According to the National Osteoporosis Foundation, an estimated 10 million people in the United States have osteoporosis and 80% of them are women. In the United States about 40% of white women over the age of 50 will fracture their hip, vertebrae, or wrist because of osteoporosis; fracture rates in other ethnic groups are much lower. The annual cost of osteoporotic fractures in the United States is projected to be more than $20 billion by 2015.

Bone strength is dependent on bone mineral density (BMD) (also called bone mass) and other aspects of bone microarchitecture such as mineral crystal size, collagen structure, and heterogeneity of mineralization.
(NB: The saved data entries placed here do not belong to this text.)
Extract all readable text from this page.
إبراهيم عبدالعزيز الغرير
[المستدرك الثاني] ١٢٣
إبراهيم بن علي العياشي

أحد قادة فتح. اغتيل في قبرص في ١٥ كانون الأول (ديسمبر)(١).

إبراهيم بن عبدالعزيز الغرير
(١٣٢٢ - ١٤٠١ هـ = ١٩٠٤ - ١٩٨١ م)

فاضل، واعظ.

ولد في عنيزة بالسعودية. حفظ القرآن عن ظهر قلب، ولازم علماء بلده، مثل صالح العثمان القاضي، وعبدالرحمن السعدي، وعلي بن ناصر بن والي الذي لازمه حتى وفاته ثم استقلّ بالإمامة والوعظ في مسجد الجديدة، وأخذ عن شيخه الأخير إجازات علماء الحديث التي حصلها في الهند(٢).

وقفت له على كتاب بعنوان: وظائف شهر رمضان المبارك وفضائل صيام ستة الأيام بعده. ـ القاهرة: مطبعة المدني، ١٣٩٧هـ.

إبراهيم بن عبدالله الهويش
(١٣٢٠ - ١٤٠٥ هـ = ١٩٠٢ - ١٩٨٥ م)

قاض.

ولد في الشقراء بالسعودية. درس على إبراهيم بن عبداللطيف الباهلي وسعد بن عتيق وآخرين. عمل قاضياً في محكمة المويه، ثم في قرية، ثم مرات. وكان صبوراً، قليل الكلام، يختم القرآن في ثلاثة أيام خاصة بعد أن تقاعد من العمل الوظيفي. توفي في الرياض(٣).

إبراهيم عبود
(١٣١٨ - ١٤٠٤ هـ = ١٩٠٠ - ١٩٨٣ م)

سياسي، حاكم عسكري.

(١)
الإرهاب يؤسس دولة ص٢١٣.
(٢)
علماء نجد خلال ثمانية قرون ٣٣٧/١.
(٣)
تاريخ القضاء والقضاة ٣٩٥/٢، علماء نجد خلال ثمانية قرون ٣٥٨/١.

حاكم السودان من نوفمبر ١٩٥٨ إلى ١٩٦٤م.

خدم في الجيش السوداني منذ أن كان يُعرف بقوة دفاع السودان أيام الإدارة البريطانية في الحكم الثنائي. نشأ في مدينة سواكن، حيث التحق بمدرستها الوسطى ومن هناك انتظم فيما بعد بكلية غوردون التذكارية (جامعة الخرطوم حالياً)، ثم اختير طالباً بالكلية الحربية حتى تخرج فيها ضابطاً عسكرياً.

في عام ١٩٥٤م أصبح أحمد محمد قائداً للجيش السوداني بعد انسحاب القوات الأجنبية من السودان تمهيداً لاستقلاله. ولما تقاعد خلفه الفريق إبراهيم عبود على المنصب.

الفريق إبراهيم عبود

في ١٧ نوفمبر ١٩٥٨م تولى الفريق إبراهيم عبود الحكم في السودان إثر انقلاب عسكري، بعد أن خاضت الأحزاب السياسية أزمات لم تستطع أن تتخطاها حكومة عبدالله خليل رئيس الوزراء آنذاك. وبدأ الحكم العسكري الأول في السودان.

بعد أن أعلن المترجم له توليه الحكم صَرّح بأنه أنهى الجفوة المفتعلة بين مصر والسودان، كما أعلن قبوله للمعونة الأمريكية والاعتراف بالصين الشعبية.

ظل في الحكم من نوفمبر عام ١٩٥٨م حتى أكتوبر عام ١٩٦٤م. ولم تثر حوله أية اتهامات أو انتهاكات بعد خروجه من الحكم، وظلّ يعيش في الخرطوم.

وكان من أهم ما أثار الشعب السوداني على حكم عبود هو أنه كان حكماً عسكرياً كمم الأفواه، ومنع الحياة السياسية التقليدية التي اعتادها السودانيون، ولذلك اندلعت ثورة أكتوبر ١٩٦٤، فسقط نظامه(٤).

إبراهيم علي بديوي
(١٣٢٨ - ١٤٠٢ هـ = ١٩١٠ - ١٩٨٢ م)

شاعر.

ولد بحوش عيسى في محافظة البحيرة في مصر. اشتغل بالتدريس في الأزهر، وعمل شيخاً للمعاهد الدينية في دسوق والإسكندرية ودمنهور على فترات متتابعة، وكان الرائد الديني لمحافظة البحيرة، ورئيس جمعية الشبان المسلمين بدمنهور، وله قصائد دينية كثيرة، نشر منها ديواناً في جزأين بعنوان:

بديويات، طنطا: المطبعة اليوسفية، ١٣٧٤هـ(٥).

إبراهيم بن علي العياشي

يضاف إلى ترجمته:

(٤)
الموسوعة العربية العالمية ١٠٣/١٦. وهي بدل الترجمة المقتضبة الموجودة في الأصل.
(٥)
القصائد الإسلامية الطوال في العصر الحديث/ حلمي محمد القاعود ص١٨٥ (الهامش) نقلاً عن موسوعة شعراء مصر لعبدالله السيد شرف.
The major risk factors for an osteoporotic fracture include low BMD scores, older age, lower body mass index, inactive lifestyle, smoking, high alcohol intake, parental history of a hip fracture, history of exposure to glucocorticoids, rheumatoid arthritis, history of a fall, back pain, prior history of an osteoporotic fracture, and early menopause.

A consideration of lifestyle factors is fundamental to effective prevention and management. When osteoporosis progresses despite lifestyle changes, then hormone therapy or pharmacotherapy, including bisphosphonates and estrogen agonists/antagonists (also known as selective estrogen receptor modulators, or SERMs), may be considered.

Calcium and vitamin D deficiencies must be corrected before initiating pharmacologic therapy.Estrogen and estrogen-plus-progestin use in post-menopausal women, increases in BMD were greater and fracture rates were lower in women using hormone therapy compared with the control groups. Both hip and vertebral fracture rates were more than 30% lower in women taking estrogen plus progestin and almost 40% lower in women taking estrogen alone.